The Aussie is back below 0.98 this morning after taking a minor battering overnight. Not helping matters was the latest swing towards risk avoidance, in part triggered by a report in the Asian press claiming that Chinese policy officials were not contemplating a sizeable fiscal stimulus in response to the recent deterioration in the economy. Risk appetite was also tempered by various reports suggesting that the ECB has ruled out controversial plans mooted by the Spanish government for the rescue of Bankia.
Domestically, the economy continues to struggle as well, with retail sales declining by 0.2% last month. Indeed, excluding food, retail sales actually declined in real terms in the year to April. Aussie consumers have been hibernating for some time now, beset by falling real income growth, a moribund labour market, declining house prices and falling wealth. It remains a close call as to whether the RBA will lower the cash rate again when they meet next week, having already reduced it by 50bp just four weeks ago.

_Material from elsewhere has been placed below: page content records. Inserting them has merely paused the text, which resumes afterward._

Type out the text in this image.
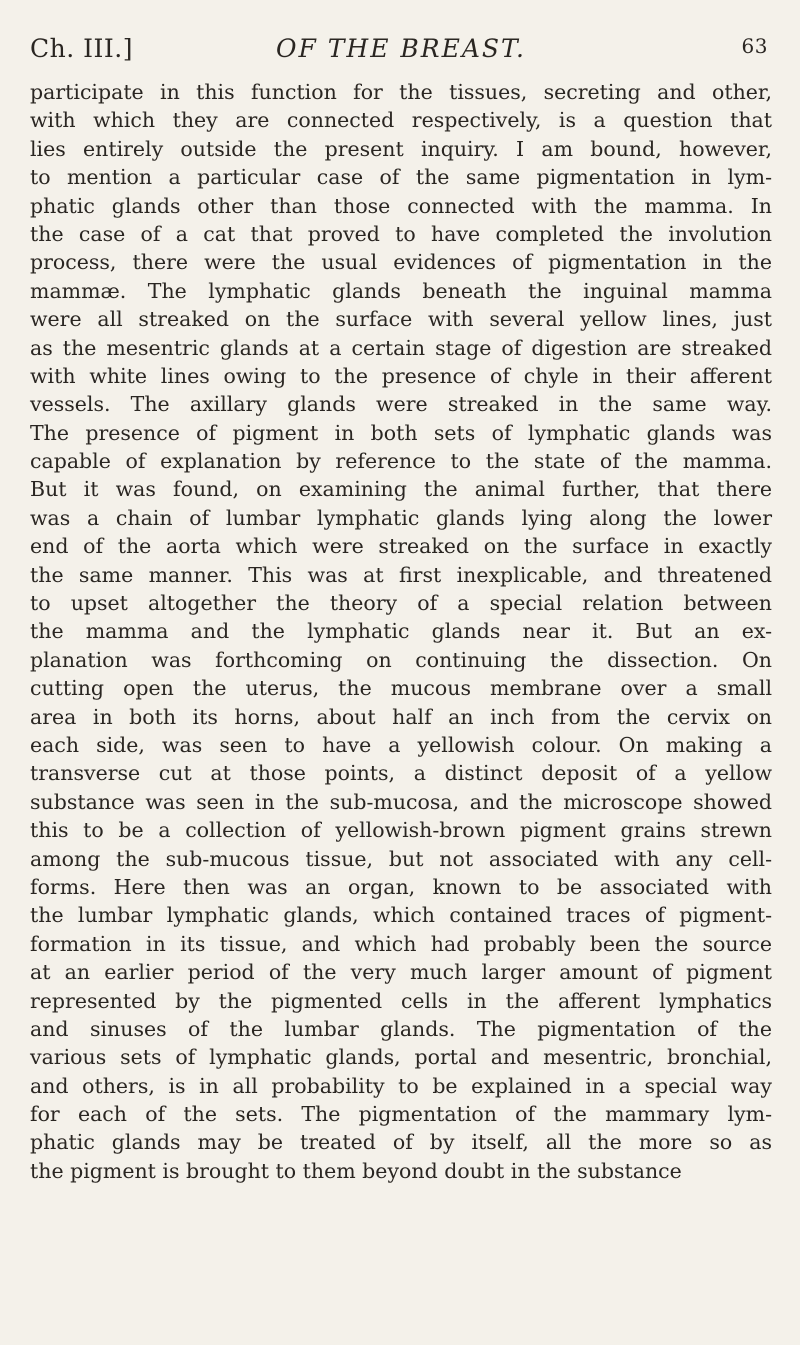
Ch. III.]	OF THE BREAST.	63
participate in this function for the tissues, secreting and other,
with which they are connected respectively, is a question that
lies entirely outside the present inquiry. I am bound, however,
to mention a particular case of the same pigmentation in lym-
phatic glands other than those connected with the mamma. In
the case of a cat that proved to have completed the involution
process, there were the usual evidences of pigmentation in the
mammæ. The lymphatic glands beneath the inguinal mamma
were all streaked on the surface with several yellow lines, just
as the mesentric glands at a certain stage of digestion are streaked
with white lines owing to the presence of chyle in their afferent
vessels. The axillary glands were streaked in the same way.
The presence of pigment in both sets of lymphatic glands was
capable of explanation by reference to the state of the mamma.
But it was found, on examining the animal further, that there
was a chain of lumbar lymphatic glands lying along the lower
end of the aorta which were streaked on the surface in exactly
the same manner. This was at first inexplicable, and threatened
to upset altogether the theory of a special relation between
the mamma and the lymphatic glands near it. But an ex-
planation was forthcoming on continuing the dissection. On
cutting open the uterus, the mucous membrane over a small
area in both its horns, about half an inch from the cervix on
each side, was seen to have a yellowish colour. On making a
transverse cut at those points, a distinct deposit of a yellow
substance was seen in the sub-mucosa, and the microscope showed
this to be a collection of yellowish-brown pigment grains strewn
among the sub-mucous tissue, but not associated with any cell-
forms. Here then was an organ, known to be associated with
the lumbar lymphatic glands, which contained traces of pigment-
formation in its tissue, and which had probably been the source
at an earlier period of the very much larger amount of pigment
represented by the pigmented cells in the afferent lymphatics
and sinuses of the lumbar glands. The pigmentation of the
various sets of lymphatic glands, portal and mesentric, bronchial,
and others, is in all probability to be explained in a special way
for each of the sets. The pigmentation of the mammary lym-
phatic glands may be treated of by itself, all the more so as
the pigment is brought to them beyond doubt in the substance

Perpetuating the Aussie’s demise this month has been a dramatic capitulation on the part of traders. From a significant net long position in the Aussie in the first week of this month, traders and short-term speculators have switched to their largest net short position for almost four years. Unfortunately, this is likely to be the new normal for the AUD over coming months. For the first time in a very long while, the Australian currency may now be a sell-on-strength, rather than a buy-on-weakness.